The ground is elevated with respect to its original level due to the presence of ancient Roman ruins. With this new topography, despite its clearly urban identity, it isolates itself generating intimacy and an unusual degree of approach to the natural.
Description of project by Michèle & Miquel
The Niel barracks was a military enclosure built at the end of the XIX Century around a large square of arms of 220m x 90m.
In an urban operation of reconversion of the place in houses and equipment, Michele & Miquel are in charge of transforming the old parade ground into a park.
Due to the presence of archaeological remains of the Roman era, no excavation of more than 40cm in depth was authorized. At the same time, the town hall wanted a garden with trees and vegetation.
The solution adopted consisted in raising the ground and creating a new topography using the earth extracted in the excavation of the basements of the adjoining buildings. The topography accentuates the relief and evokes the landscape of hills of the Toulousaine region, Lauragais or Volvestre.
This relief is installed on the old parade ground, as if a veil covered the archaeological site and allows the planting of trees, creating an oasis of vegetation in the central part of the garden.
Faced with the classicism of the original composition of the enclosure, the new topography brings a disorder that, while conserving the view towards the Etat Major building, adds new horizons that overlap and vary when wandering.
The garden is complex in a sum of different places and environments formed by hills, roads, trees and large esplanades, all suitable for different activities: children's play areas, slides installed on the slopes, spaces for rest and stroll, meeting or for the show.
The pavement, completely permeable, has been made with large "carpets" arranged in strips of 1m wide by 10m long, parallel to the facades of the old military buildings. Formed by ceramic pieces of 30 x 5 x 6cm -dimension of the traditional toulousaine brick- "woven" to a metal mesh with galvanized steel wire. It is the adaptation of the patented system called Flexbrick. Thanks to the flexibility of this mesh, the whole can be deformed and adapt perfectly to the undulations of the terrain.

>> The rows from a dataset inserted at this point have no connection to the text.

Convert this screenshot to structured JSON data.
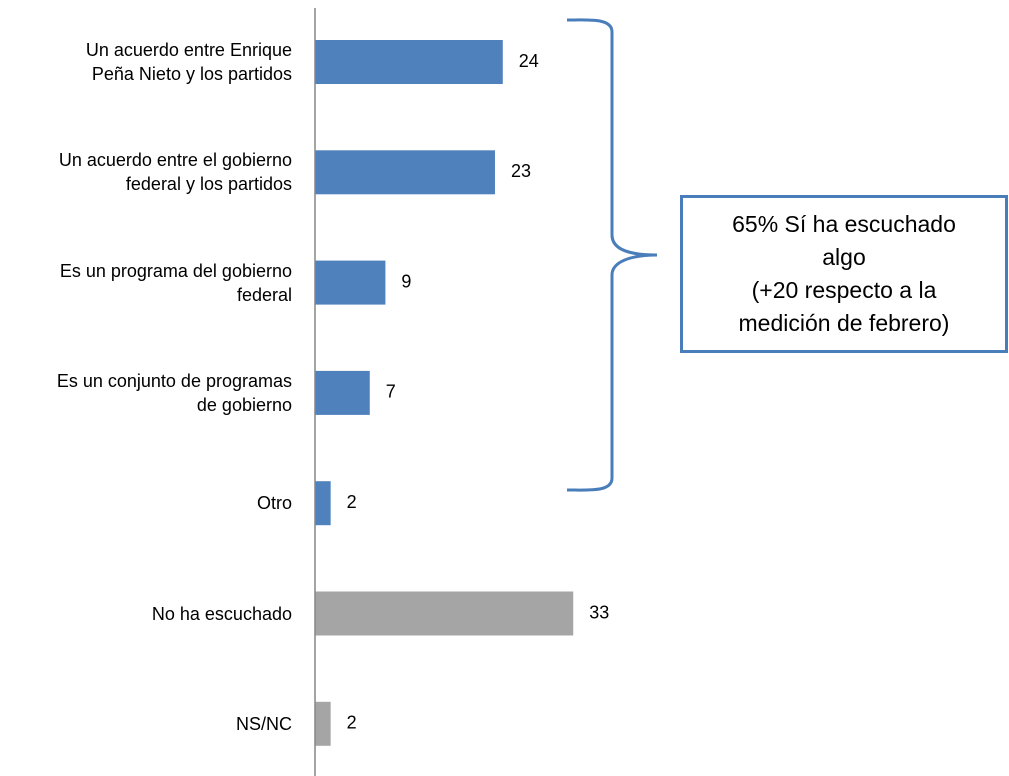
{
  "chart_data": {
    "type": "barh",
    "categories": [
      "Un acuerdo entre Enrique Peña Nieto y los partidos",
      "Un acuerdo entre el gobierno federal y los partidos",
      "Es un programa del gobierno federal",
      "Es un conjunto de programas de gobierno",
      "Otro",
      "No ha escuchado",
      "NS/NC"
    ],
    "values": [
      24,
      23,
      9,
      7,
      2,
      33,
      2
    ],
    "colors": [
      "#4f81bd",
      "#4f81bd",
      "#4f81bd",
      "#4f81bd",
      "#4f81bd",
      "#a5a5a5",
      "#a5a5a5"
    ],
    "xlim": [
      0,
      40
    ],
    "annotation": [
      "65% Sí ha escuchado algo",
      "(+20 respecto a la medición de febrero)"
    ]
  }
}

The matrix of the mesh allows to play with the density of the ceramic pieces, leaving "random" gaps at the ends and thus achieve a diffuse transition between the pavement and the grass. There are no limits or edges in the changes of matter:
- Roads wander and merge with the hills as, little by little, the grass appears between the ceramic pieces.
- The large pond is a surface of water that fills a slight concavity of the ground.
The Niel garden manages to be a dynamic space, with multiple environments under the same language. A language guided by the topography and the material that merge into a single intervention where everything seems obvious.